La Administración sostiene que estas operaciones se han multiplicado desde que Trump impuso los primeros grandes aranceles a China en 2018. Según sus cálculos, a medida que descendían las importaciones directas desde China aumentaban casi en la misma proporción las procedentes de terceros países identificados como de riesgo. El informe admite, eso si, que parte de ese cambio puede responder a una relocalización legítima de la producción, pero considera que la coincidencia de los flujos comerciales es demasiado significativa para atribuirla únicamente a decisiones empresariales normales.
El documento elaborado calcula que entre febrero de 2025 y febrero de 2026 pudieron entrar en EE.UU. mediante estos mecanismos mercancías valoradas entre 40.000 y 75.000 millones de dólares, aunque sostiene que la cifra real podría ser aún mayor.
Preguntado por la posibilidad de colaborar con la Unión Europea para combatir estas prácticas, Navarro respondió que «muchos miembros de la UE también son transbordadores» y dejó claro que el objetivo de Washington ya no es únicamente Pekín. «Esto no va solo de China. China seguirá siendo China.

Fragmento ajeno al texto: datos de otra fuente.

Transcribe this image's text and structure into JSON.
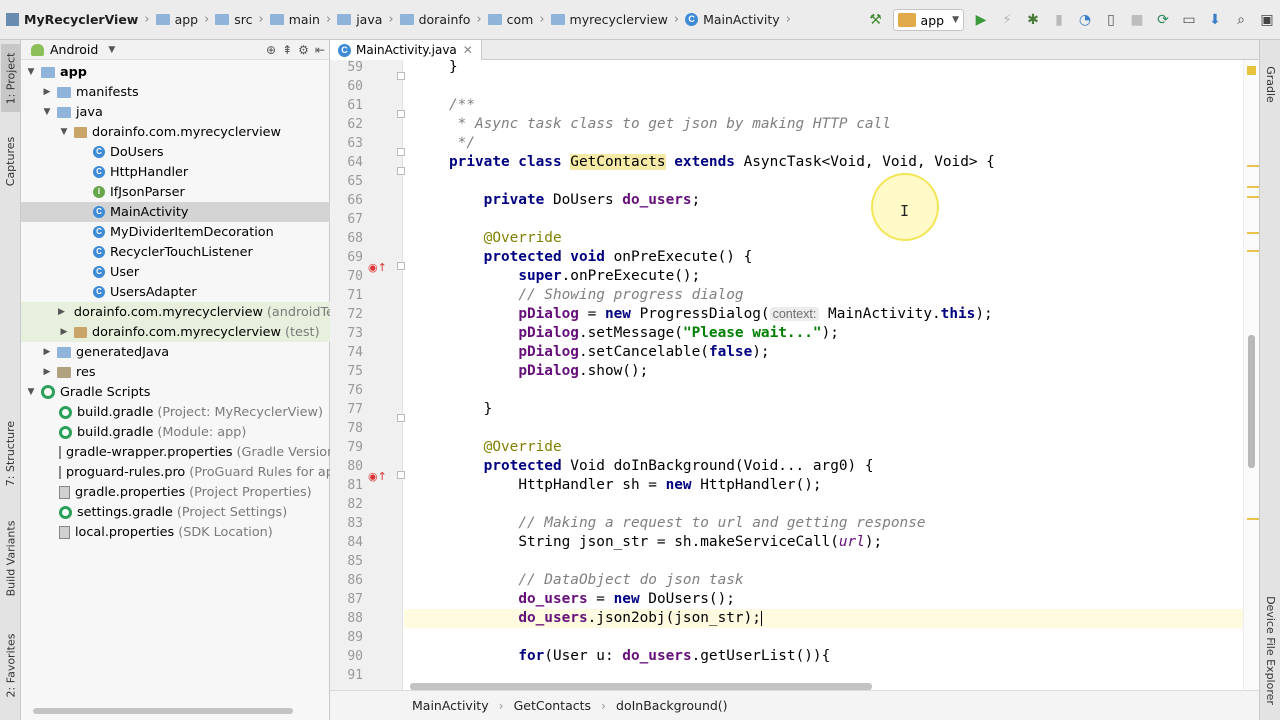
{
  "navbar": {
    "crumbs": [
      "MyRecyclerView",
      "app",
      "src",
      "main",
      "java",
      "dorainfo",
      "com",
      "myrecyclerview",
      "MainActivity"
    ],
    "run_config": "app"
  },
  "left_strip": {
    "tabs": [
      "1: Project",
      "Captures",
      "7: Structure",
      "Build Variants",
      "2: Favorites"
    ]
  },
  "right_strip": {
    "tabs": [
      "Gradle",
      "Device File Explorer"
    ]
  },
  "panel": {
    "view_mode": "Android"
  },
  "tree": [
    {
      "label": "app",
      "extra": ""
    },
    {
      "label": "manifests",
      "extra": ""
    },
    {
      "label": "java",
      "extra": ""
    },
    {
      "label": "dorainfo.com.myrecyclerview",
      "extra": ""
    },
    {
      "label": "DoUsers",
      "extra": ""
    },
    {
      "label": "HttpHandler",
      "extra": ""
    },
    {
      "label": "IfJsonParser",
      "extra": ""
    },
    {
      "label": "MainActivity",
      "extra": ""
    },
    {
      "label": "MyDividerItemDecoration",
      "extra": ""
    },
    {
      "label": "RecyclerTouchListener",
      "extra": ""
    },
    {
      "label": "User",
      "extra": ""
    },
    {
      "label": "UsersAdapter",
      "extra": ""
    },
    {
      "label": "dorainfo.com.myrecyclerview",
      "extra": "(androidTest)"
    },
    {
      "label": "dorainfo.com.myrecyclerview",
      "extra": "(test)"
    },
    {
      "label": "generatedJava",
      "extra": ""
    },
    {
      "label": "res",
      "extra": ""
    },
    {
      "label": "Gradle Scripts",
      "extra": ""
    },
    {
      "label": "build.gradle",
      "extra": "(Project: MyRecyclerView)"
    },
    {
      "label": "build.gradle",
      "extra": "(Module: app)"
    },
    {
      "label": "gradle-wrapper.properties",
      "extra": "(Gradle Version)"
    },
    {
      "label": "proguard-rules.pro",
      "extra": "(ProGuard Rules for app)"
    },
    {
      "label": "gradle.properties",
      "extra": "(Project Properties)"
    },
    {
      "label": "settings.gradle",
      "extra": "(Project Settings)"
    },
    {
      "label": "local.properties",
      "extra": "(SDK Location)"
    }
  ],
  "editor": {
    "tab_label": "MainActivity.java",
    "line_numbers": [
      "59",
      "60",
      "61",
      "62",
      "63",
      "64",
      "65",
      "66",
      "67",
      "68",
      "69",
      "70",
      "71",
      "72",
      "73",
      "74",
      "75",
      "76",
      "77",
      "78",
      "79",
      "80",
      "81",
      "82",
      "83",
      "84",
      "85",
      "86",
      "87",
      "88",
      "89",
      "90",
      "91"
    ],
    "code": {
      "l59": "}",
      "l61": "/**",
      "l62": " * Async task class to get json by making HTTP call",
      "l63": " */",
      "l64_kw1": "private class ",
      "l64_cls": "GetContacts",
      "l64_kw2": " extends ",
      "l64_rest": "AsyncTask<Void, Void, Void> {",
      "l66_kw": "private ",
      "l66_type": "DoUsers ",
      "l66_fld": "do_users",
      "l66_end": ";",
      "l68": "@Override",
      "l69_kw": "protected void ",
      "l69_rest": "onPreExecute() {",
      "l70_kw": "super",
      "l70_rest": ".onPreExecute();",
      "l71": "// Showing progress dialog",
      "l72_fld": "pDialog",
      "l72_mid": " = ",
      "l72_kw": "new ",
      "l72_call": "ProgressDialog(",
      "l72_hint": "context:",
      "l72_arg": " MainActivity.",
      "l72_this": "this",
      "l72_end": ");",
      "l73_fld": "pDialog",
      "l73_call": ".setMessage(",
      "l73_str": "\"Please wait...\"",
      "l73_end": ");",
      "l74_fld": "pDialog",
      "l74_call": ".setCancelable(",
      "l74_kw": "false",
      "l74_end": ");",
      "l75_fld": "pDialog",
      "l75_end": ".show();",
      "l77": "}",
      "l79": "@Override",
      "l80_kw": "protected ",
      "l80_rest": "Void doInBackground(Void... arg0) {",
      "l81_a": "HttpHandler sh = ",
      "l81_kw": "new ",
      "l81_b": "HttpHandler();",
      "l83": "// Making a request to url and getting response",
      "l84_a": "String json_str = sh.makeServiceCall(",
      "l84_it": "url",
      "l84_b": ");",
      "l86": "// DataObject do json task",
      "l87_fld": "do_users",
      "l87_mid": " = ",
      "l87_kw": "new ",
      "l87_end": "DoUsers();",
      "l88_fld": "do_users",
      "l88_end": ".json2obj(json_str);",
      "l90_kw": "for",
      "l90_a": "(User u: ",
      "l90_fld": "do_users",
      "l90_b": ".getUserList()){"
    }
  },
  "breadcrumb": [
    "MainActivity",
    "GetContacts",
    "doInBackground()"
  ]
}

Esto va de los más de cuarenta países que facilitan el transbordo», afirmó. «El acceso preferente al mercado estadounidense no es una licencia para blanquear las exportaciones de otros países.»

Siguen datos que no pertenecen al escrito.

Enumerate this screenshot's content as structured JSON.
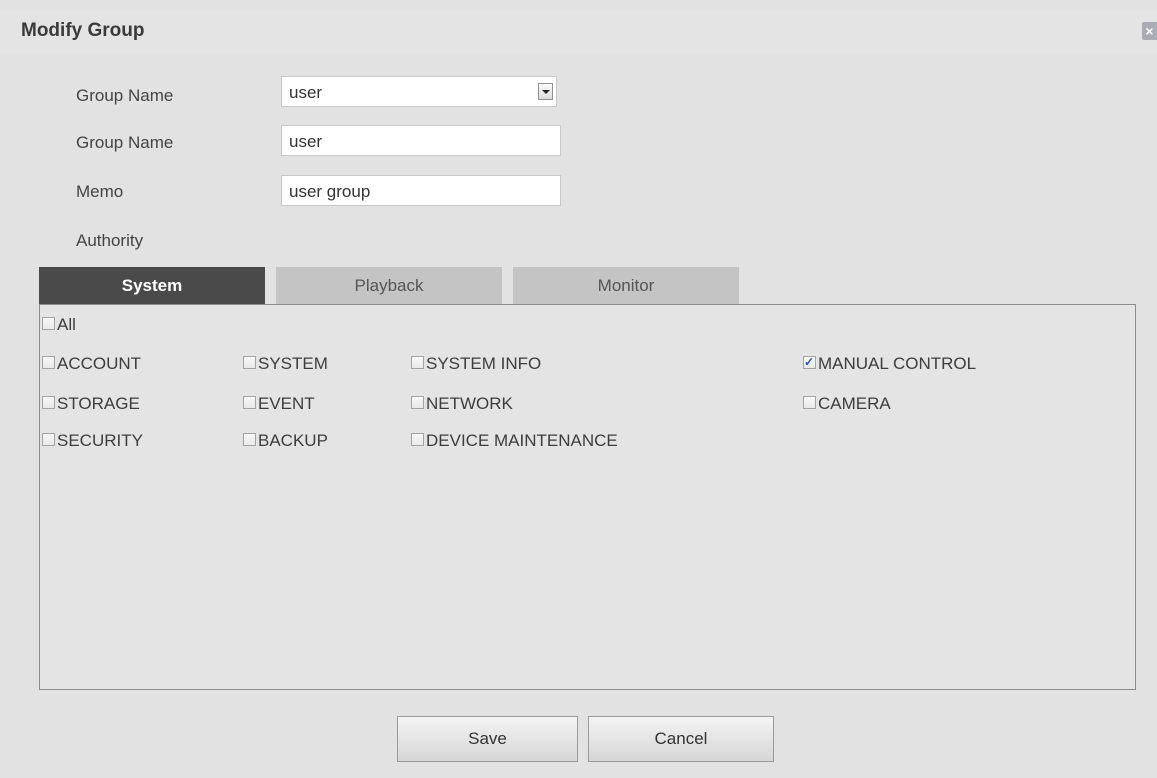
{
  "dialog": {
    "title": "Modify Group",
    "close_icon": "close-icon"
  },
  "form": {
    "group_select_label": "Group Name",
    "group_select_value": "user",
    "group_name_label": "Group Name",
    "group_name_value": "user",
    "memo_label": "Memo",
    "memo_value": "user group",
    "authority_label": "Authority"
  },
  "tabs": [
    {
      "label": "System",
      "active": true
    },
    {
      "label": "Playback",
      "active": false
    },
    {
      "label": "Monitor",
      "active": false
    }
  ],
  "checkboxes": {
    "all": {
      "label": "All",
      "checked": false
    },
    "account": {
      "label": "ACCOUNT",
      "checked": false
    },
    "system": {
      "label": "SYSTEM",
      "checked": false
    },
    "system_info": {
      "label": "SYSTEM INFO",
      "checked": false
    },
    "manual_control": {
      "label": "MANUAL CONTROL",
      "checked": true
    },
    "storage": {
      "label": "STORAGE",
      "checked": false
    },
    "event": {
      "label": "EVENT",
      "checked": false
    },
    "network": {
      "label": "NETWORK",
      "checked": false
    },
    "camera": {
      "label": "CAMERA",
      "checked": false
    },
    "security": {
      "label": "SECURITY",
      "checked": false
    },
    "backup": {
      "label": "BACKUP",
      "checked": false
    },
    "device_maintenance": {
      "label": "DEVICE MAINTENANCE",
      "checked": false
    }
  },
  "buttons": {
    "save": "Save",
    "cancel": "Cancel"
  },
  "colors": {
    "active_tab": "#4a4a4a",
    "inactive_tab": "#c4c4c4",
    "check_mark": "#2a52b6"
  }
}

Posibles sanciones comerciales
La Administración Trump pretende convertir esta cuestión en una de las condiciones centrales de todos los futuros acuerdos comerciales. Navarro anunció que los pactos que negocie EE.UU. incluirán por primera vez cláusulas específicas contra el transbordo y advirtió de que los países que permitan estas prácticas podrán enfrentarse a sanciones comerciales.
Como apoyo a esa estrategia, la Casa Blanca desarrolla un sistema de inteligencia artificial bautizado como «Detective Frontera». La herramienta analizará rutas comerciales, propietarios de empresas, capacidad real de producción de las fábricas, documentación aduanera, composición de los productos e incluso imágenes de rayos X de los contenedores para detectar mercancías cuyo origen declarado no coincida con su verdadero proceso de fabricación.
Según Navarro, el sistema permitirá seleccionar cargamentos sospechosos incluso antes de que lleguen a los puertos estadounidenses. Si el servicio de aduanas confirma el fraude, podrá reclamar no solo los aranceles correspondientes al envío descubierto, sino también los de todos los cargamentos similares introducidos por el mismo importador durante el año anterior, una medida con la que la Casa Blanca espera recuperar miles de millones de dólares y aumentar la presión sobre los países que, a juicio de Washington, sirven de plataforma para las exportaciones ilícitas de China.